TRENTO. "Dopo 4 anni di governo è ora che Fugatti si assuma le responsabilità delle sue scelte e delle sue decisioni invece di trasformarsi in intrattenitore da gazebo". A dirlo l'ex presidente Ugo Rossi (Azione) "Se può organizzare il concerto dell'area di San Vincenzo è perché si è lavorato a Roma con l'allora assessore Mauro Gilmozzi per modificare l'accordo quadro firmato da Silvano Grisenti, capo politico di un partito che oggi ha un rappresentante proprio nella sua Giunta".
Nelle scorse ore Fugatti ha commentato che "sono spuntati novelli ragionieri che fanno i conti sui ritorni economici dimenticando che tutte le risorse che verranno spese su quell'area non sono solo per Vasco Rossi, ma anche per eventi che ci saranno in futuro. D'altra parte quelli che fanno i conti sono gli stessi che si sono dimenticati il terreno per trent'anni (circa 20 anni come anche riportato nel video) dopo averlo acquistato per diversi milioni (30 milioni)".

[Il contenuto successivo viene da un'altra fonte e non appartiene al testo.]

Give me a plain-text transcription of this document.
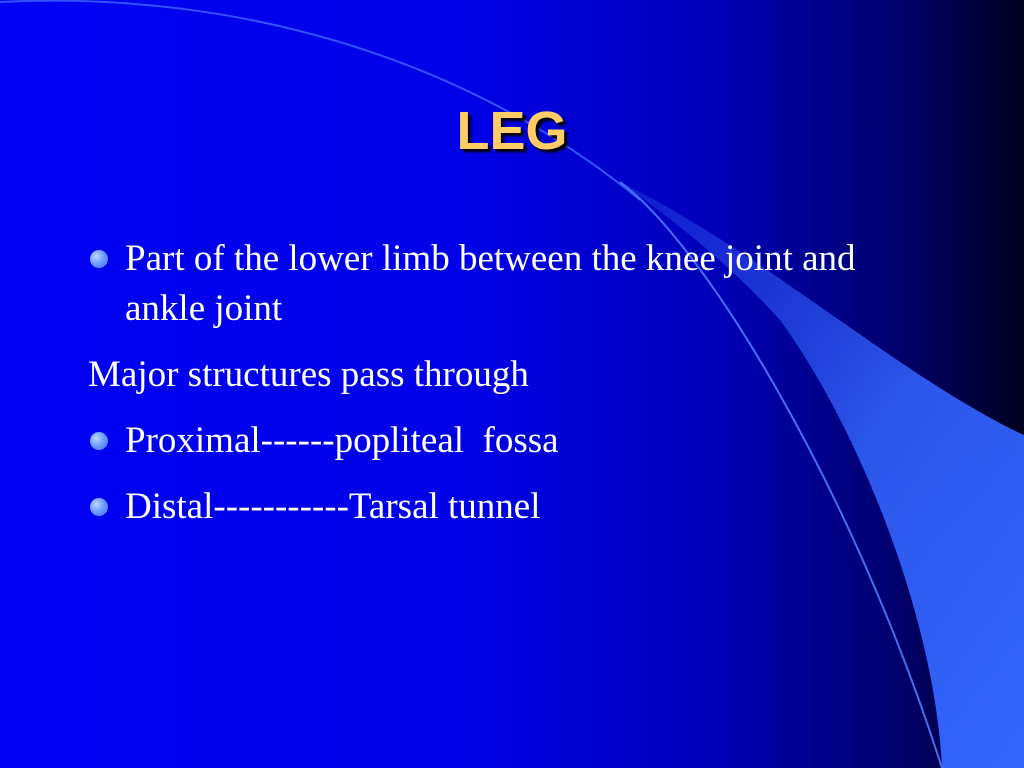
LEG
Part of the lower limb between the knee joint and ankle joint
Major structures pass through
Proximal------popliteal  fossa
Distal-----------Tarsal tunnel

L'area di San Vincenzo era stata acquistata circa 20 anni fa dalla Provincia all'interno di un piano più ampio. Lì sarebbero dovute sorgere le caserme e gli alloggi militari. "La Giunta Dellai - ricorda Rossi - aveva chiuso un accordo quadro con lo Stato per una serie di interventi quali il nuovo carcere di Spini, un cambio di aree per la costruzione del Not in via al Desert, degli uffici della Questura e del tribunale. Queste permute avevano consentito al Trentino di ottenere terreni di valore maggiore rispetto a quelli concessi a Roma".

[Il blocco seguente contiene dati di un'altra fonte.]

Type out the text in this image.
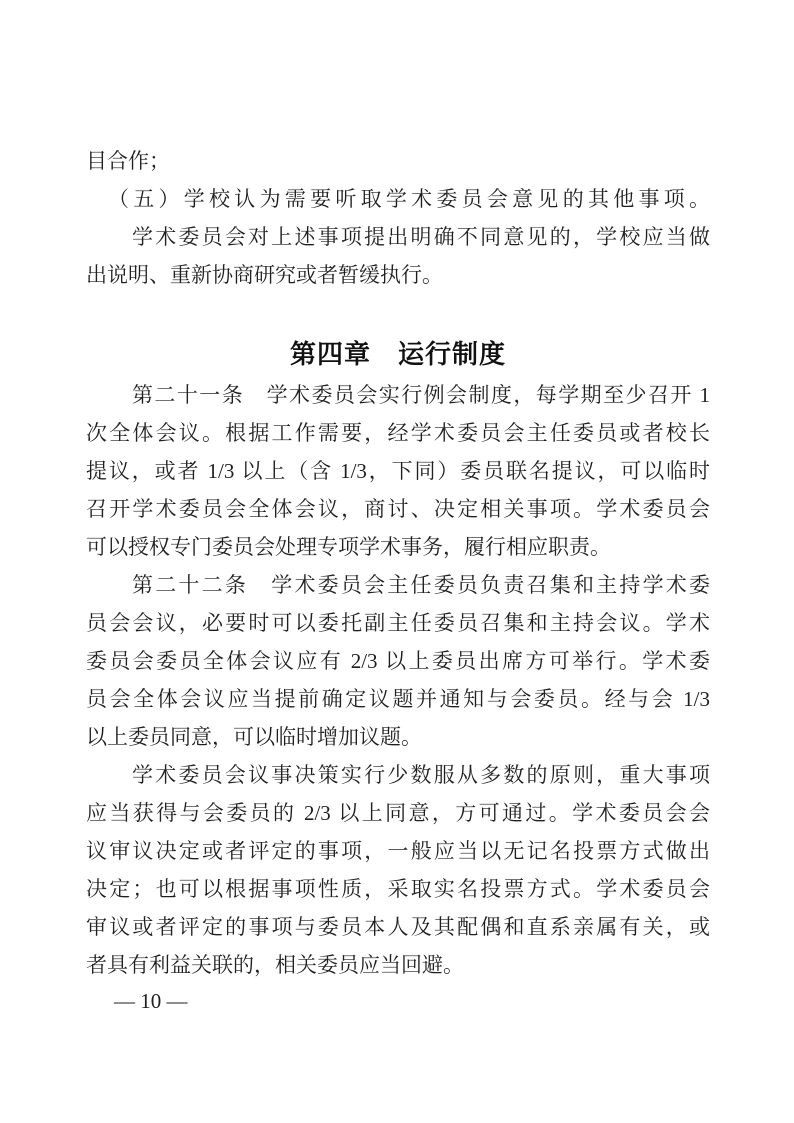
目合作；
（五）学校认为需要听取学术委员会意见的其他事项。
学术委员会对上述事项提出明确不同意见的，学校应当做
出说明、重新协商研究或者暂缓执行。
第四章　运行制度
第二十一条　学术委员会实行例会制度，每学期至少召开 1
次全体会议。根据工作需要，经学术委员会主任委员或者校长
提议，或者 1/3 以上（含 1/3，下同）委员联名提议，可以临时
召开学术委员会全体会议，商讨、决定相关事项。学术委员会
可以授权专门委员会处理专项学术事务，履行相应职责。
第二十二条　学术委员会主任委员负责召集和主持学术委
员会会议，必要时可以委托副主任委员召集和主持会议。学术
委员会委员全体会议应有 2/3 以上委员出席方可举行。学术委
员会全体会议应当提前确定议题并通知与会委员。经与会 1/3
以上委员同意，可以临时增加议题。
学术委员会议事决策实行少数服从多数的原则，重大事项
应当获得与会委员的 2/3 以上同意，方可通过。学术委员会会
议审议决定或者评定的事项，一般应当以无记名投票方式做出
决定；也可以根据事项性质，采取实名投票方式。学术委员会
审议或者评定的事项与委员本人及其配偶和直系亲属有关，或
者具有利益关联的，相关委员应当回避。
— 10 —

Nel frattempo è tramontata l'ipotesi delle caserme all'area di San Vincenzo e nella scorsa legislatura si è arrivati a definire un nuovo accordo con lo Stato. A Roma l'ingegnere Raffaele De Col, in quel periodo dirigente del dipartimento infrastrutture e delegato da Gilmozzi, aveva firmato il nuovo accordo quadro che regolava e ridefiniva i rapporti di scambio di immobili sulla città.

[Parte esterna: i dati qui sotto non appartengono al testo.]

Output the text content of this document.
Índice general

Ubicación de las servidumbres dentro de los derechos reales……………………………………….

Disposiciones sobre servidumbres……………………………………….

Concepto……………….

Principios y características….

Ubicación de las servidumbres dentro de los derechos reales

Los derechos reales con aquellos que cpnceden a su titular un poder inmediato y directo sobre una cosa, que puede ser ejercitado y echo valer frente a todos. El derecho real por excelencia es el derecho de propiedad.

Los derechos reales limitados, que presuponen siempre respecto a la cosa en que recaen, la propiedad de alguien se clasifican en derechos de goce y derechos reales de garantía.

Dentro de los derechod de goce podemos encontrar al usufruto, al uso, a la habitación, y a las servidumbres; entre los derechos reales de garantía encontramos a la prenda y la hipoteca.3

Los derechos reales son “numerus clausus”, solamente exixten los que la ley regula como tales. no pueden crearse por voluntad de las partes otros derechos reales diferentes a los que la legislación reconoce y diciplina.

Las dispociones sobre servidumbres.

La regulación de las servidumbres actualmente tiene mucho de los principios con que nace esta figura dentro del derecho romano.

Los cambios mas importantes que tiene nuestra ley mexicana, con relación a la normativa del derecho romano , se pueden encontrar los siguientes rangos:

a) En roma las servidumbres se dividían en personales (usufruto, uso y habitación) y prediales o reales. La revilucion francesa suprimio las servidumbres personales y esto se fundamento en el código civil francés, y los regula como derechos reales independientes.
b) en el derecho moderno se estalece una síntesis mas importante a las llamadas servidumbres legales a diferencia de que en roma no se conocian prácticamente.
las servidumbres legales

"Una lunga trattativa - evidenzia Rossi - che aveva portato a cambiare la destinazione e quindi a mettere a disposizione del Comune di Trento quegli spazi. Un risparmio da oltre 150 milioni di lavori. E' ora di dire basta a queste falsità che abbiamo speso 30 milioni per nulla. Abbiamo lasciato una situazione sanata, si riferisca in caso a Silvano Grisenti, leader di Progetto trentino, che aveva seguito quell'accordo quadro. Una decisione che all'inizio del 2000 aveva una sua logica e che poi è stata modificata in quanto nel tempo le prospettive sono cambiate".
Un addebito di quell'operazione che non va proprio giù all'ex governatore. "Un accordo quadro che dovrebbe conoscere bene in quanto ci sono altre situazioni da parte avanti. Un presidente di Provincia e gli assessori ereditano questioni dai governi precedenti, come il Not: una partita complessa ma la scelta del progetto di Guerrato e la bocciatura della Conferenza dei servizi sono in capo alla sua Giunta, non alle legislature precedenti. Spesso nell'Alto Garda è andato al cantiere Loppio-Busa per prendersi i meriti, ma quella è un'operazione totalmente nostra. Dopo 4 anni è ora che si assuma le sue responsabilità, invece di mistificare la realtà", conclude Rossi.